A banda é fiel seguidora do Velvet Underground, mas, ao contrário de muitos discípulos da turma de Lou Reed e John Cale (como uma dupla tão adepta da sacanagem pode ter inspirado gente tão assexuada quanto My Bloody Valentine e Galaxie 500?), parece gostar de sexo. Enquanto faixas mais calminhas ou climáticas como "Selt The Stings", "Red Weather" e "Drinking You In" (esta com uma avalanche de barulho no meio) lembram a sensualidade gélida das canções do Velvet cantadas por Nico – embora o timbre da voz de Liela seja bem diferente -, números mais abrasivos como "Dark Is Light Enough" e "Howling Self" remetem ao primitivismo dos primeiros rocks escritos por Reed. Vale esperar.
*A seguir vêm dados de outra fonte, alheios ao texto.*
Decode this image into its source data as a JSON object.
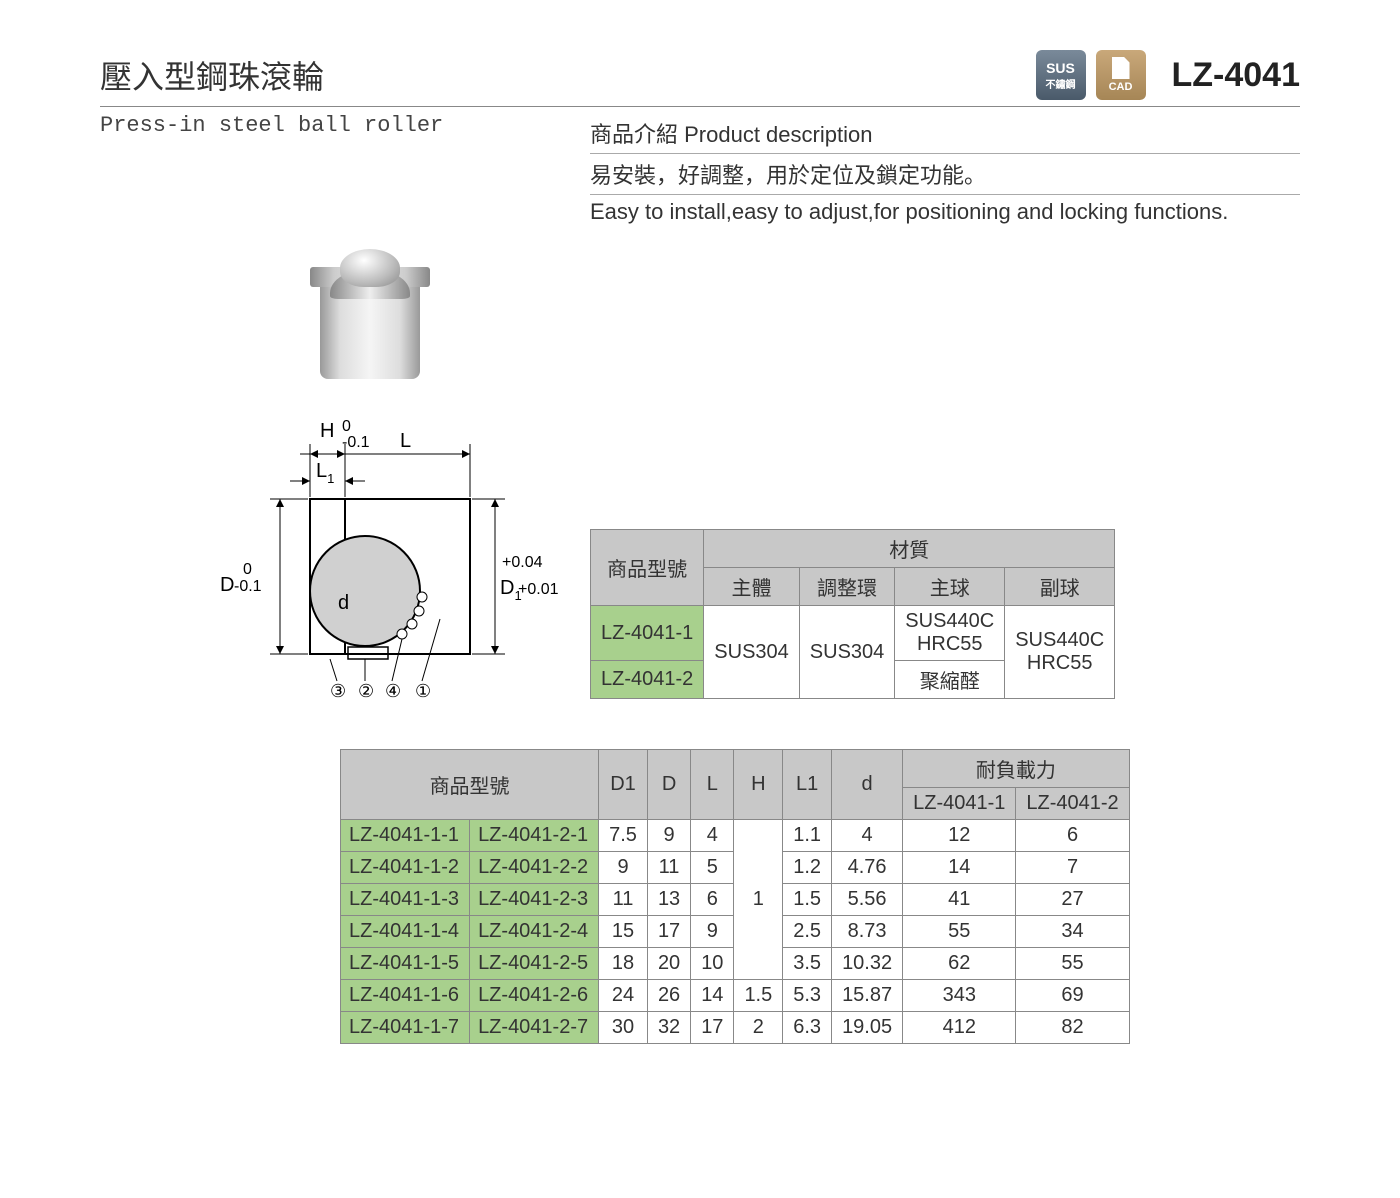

Quanto a Björk... Muitos resenhistas têm manifestado surpresa com o fato de que "Medúlla" (Universal), novo disco da cantora, é estruturado praticamente apenas em vozes: cordas vocais simulam arranjos de cordas e baterias (a insuportável técnica do beatbox), constroem harmonias. Em uma ou outra faixa, uma batida eletrônica ou um piano vem perverter o conceito. Mas a idéia não é lá grande coisa: afinal, os discos anteriores de Björk já investiam no minimalismo, com arranjos delicados apenas sustentando os devaneios sempre em primeiro plano do gogó da cantora.
Que estão especialmente irritantes em "Medúlla": quando não recorre à tortura pura ("Öll Birtan", "Ancestors"), o repertório é apenas insosso. Como sabemos nós, brasileiros, que estamos acostumados a suportar as divas da MPB, malabarismos vocais geralmente servem para esconder a precariedade de melodias e letras.
Há muitos convidados – Mike Patton, Rahzel, rapper do The Roots, Robert Wyatt, corais de Londres e da Islândia -, mas estão todos discretos, de forma que não interferem no exercício de egocentrismo em que se transforma o álbum. O único momento a quebrar o torpor é "Where Is The Line", com um beatbox que funciona porque é adulterado a ponto de não parecer um beatbox, assobios e vocalizações preciosas ao fundo. É pouco. Björk há muito entrou para o clube dos chatos.